If you haven’t guessed, I’m working my way up to writing a post with detailed pictures. Until then check out these well written posts on macaron basics before you get started: BraveTart, Macaron; Not So Humble Pie, Macaron 101: French Meringue; Sweet Tartlette, Demystifying Macarons
- 135g egg whites
- 45g granulated sugar
- 215g powdered sugar
- 115g almond meal
- 25g cocoa powder
- 3 Snickers bars, regular size
- Salted caramel filling (click here for recipe)
Heat oven to 330 degrees. Line bake sheet with parchment.
- Trace out 1 inch circles on parchment and set this aside as a "master copy". Reserve two extra sheets of parchment and set aside.
- Place egg whites and sugar in a stand mixer bowl and fit mixer with a whisk attachment. Beat on medium low speed until egg whites start to form loose translucent bubbles. Increase mixer speed to medium and beat until meringue turns foamy and white and starts to resemble well lathered shampoo, about 2 minutes. Increase mixer to high and beat until meringue holds glossy stiff peaks, about another 2-3 minutes. Turn off mixer.
- Place all dry ingredients in a food processor and process for two minutes and then push it through a fine mesh sieve. Return any large almond granules to food processor and process until fine. Add dry ingredients to meringue.
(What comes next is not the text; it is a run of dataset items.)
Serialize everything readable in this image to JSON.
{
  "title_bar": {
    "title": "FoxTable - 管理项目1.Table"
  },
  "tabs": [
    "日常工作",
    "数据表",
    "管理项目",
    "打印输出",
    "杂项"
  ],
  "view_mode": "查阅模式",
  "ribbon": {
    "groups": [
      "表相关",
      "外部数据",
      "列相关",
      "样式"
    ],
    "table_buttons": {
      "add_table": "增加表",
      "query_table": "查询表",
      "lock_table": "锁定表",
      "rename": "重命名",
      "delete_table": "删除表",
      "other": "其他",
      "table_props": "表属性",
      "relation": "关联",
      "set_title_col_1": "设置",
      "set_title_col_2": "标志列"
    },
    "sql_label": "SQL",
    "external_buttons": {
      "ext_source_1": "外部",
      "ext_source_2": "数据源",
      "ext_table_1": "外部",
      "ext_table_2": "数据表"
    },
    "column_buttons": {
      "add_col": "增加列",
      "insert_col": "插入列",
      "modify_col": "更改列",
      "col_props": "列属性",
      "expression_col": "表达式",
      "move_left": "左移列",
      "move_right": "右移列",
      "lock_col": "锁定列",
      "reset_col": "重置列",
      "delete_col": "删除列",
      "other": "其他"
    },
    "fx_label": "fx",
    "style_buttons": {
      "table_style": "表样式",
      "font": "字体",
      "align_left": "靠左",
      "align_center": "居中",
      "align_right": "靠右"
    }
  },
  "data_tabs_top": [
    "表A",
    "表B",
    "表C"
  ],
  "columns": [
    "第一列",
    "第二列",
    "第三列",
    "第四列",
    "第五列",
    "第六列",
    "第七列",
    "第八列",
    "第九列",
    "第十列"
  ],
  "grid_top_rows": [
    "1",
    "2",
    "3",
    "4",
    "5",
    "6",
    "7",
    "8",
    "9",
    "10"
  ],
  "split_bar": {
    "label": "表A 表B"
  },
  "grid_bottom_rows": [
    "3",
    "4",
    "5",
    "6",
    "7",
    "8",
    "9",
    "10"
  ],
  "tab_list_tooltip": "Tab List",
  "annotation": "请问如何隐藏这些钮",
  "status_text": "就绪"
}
- Add dry ingredients to meringue. Using a sturdy spatula fold and smash dry mixture into meringue against the bowl for about 20-25 folds. Don’t worry about being gentle the idea is to knock the air out of it. The batter should hold its shape when spooned on itself and start to slowly flatten out after about 15-20 seconds. Start checking the batter after 20 folds for readiness. Transfer batter to pastry bag and let rest for 20 minutes before piping.
- Place master copy of drawn circles on a bake sheet and then place a second sheet of parchment on top. Fill a pastry bag with batter and pipe until batter reaches edge of circle. Remove master copy from underneath piped layer and place on second bake sheet and pipe remaining batter (remove master copy and save for future use).Take hold of each pan and give it quick hard tap against the counter, turn the pan 90 degrees and give it another quick hard tap. This will deflate any bubbles and prevent cracked shells.
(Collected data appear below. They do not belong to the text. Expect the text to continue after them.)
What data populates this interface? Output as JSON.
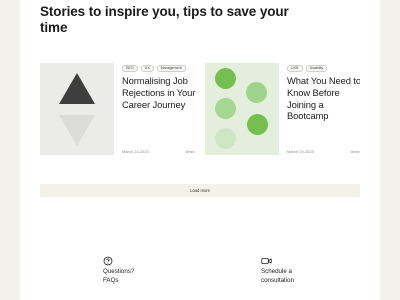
{
  "heading": "Stories to inspire you, tips to save your time",
  "cards": [
    {
      "tags": [
        "SEO",
        "UX",
        "Management"
      ],
      "title": "Normalising Job Rejections in Your Career Journey",
      "date": "March 24,2023",
      "read_time": "8min",
      "thumbnail": "triangles-illustration"
    },
    {
      "tags": [
        "UXR",
        "Usability"
      ],
      "title": "What You Need to Know Before Joining a Bootcamp",
      "date": "March 24,2023",
      "read_time": "8min",
      "thumbnail": "green-dots-illustration"
    }
  ],
  "load_more_label": "Load more",
  "support": [
    {
      "icon": "question-circle-icon",
      "label_line1": "Questions?",
      "label_line2": "FAQs"
    },
    {
      "icon": "video-camera-icon",
      "label_line1": "Schedule a",
      "label_line2": "consultation"
    }
  ],
  "colors": {
    "side_panel": "#f4f1eb",
    "load_more_bg": "#f4f1e8",
    "thumb_grey": "#ebebe9",
    "thumb_green": "#e3efdc",
    "green_dark": "#74c04f",
    "green_mid": "#9ed58a",
    "green_light": "#bfe0b0"
  }
}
- Bake for about 12-15 minutes. Remove from oven and transfer to a cooling rack. Leave shells to cool completely in pan. Shells should cleanly peel away from parchment.
- Slice Snickers into 1/8inch slices and then quarter each slice. Place quartered slices around perimeter onthe bottom of one shell. Pipe filling in the middle and place a second shell on top with bottom side down to create a sandwich effect
A few notes on the ingredients I used:
- Almond meal: I used Trader Joe's Almond Meal instead of making my own by processing fresh almonds.
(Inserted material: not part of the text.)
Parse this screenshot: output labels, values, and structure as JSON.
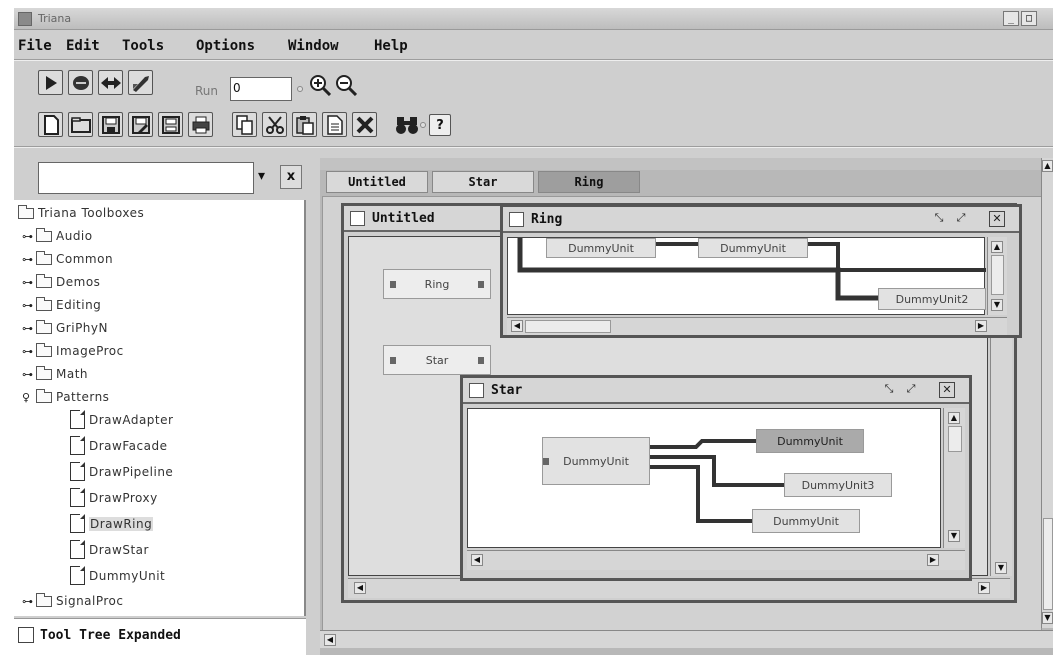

- Cocoa powder: I used Hershey's Special Dark Cocoa Powder.
- Eggs: I didn't age them. Which means I didn't separate my eggs and leave them on the counter for a few days. Mine went from refrigerator to bowl-cracked, separated and ready to go.
- Granulated Sugar: I used the most widely available sugar for where I am - C&H . I skipped using expensive bakers sugar which happens to be nothing more than ultra fine sugar that you can easily make by processing regular (by regular I mean widely available and not so expensive) granulated sugar in a food processor to make it finer. I skipped processing my sugar to a fine grain.
- Powdered Sugar: Again, I used the most widely available - C&H brand.
A few general notes:
- Most of my recipes are written with measured volume, but for this recipe I weighed everything, so yes, you will need a scale for this one.
- I took Brave Tart's suggestion and traced out circles so I could quickly pipe my shells to avoid worrying about uniformity, but instead of doing so on each sheet I created a master copy, since I'm impatient and drawings out a bunch of circles for each sheet is a pain.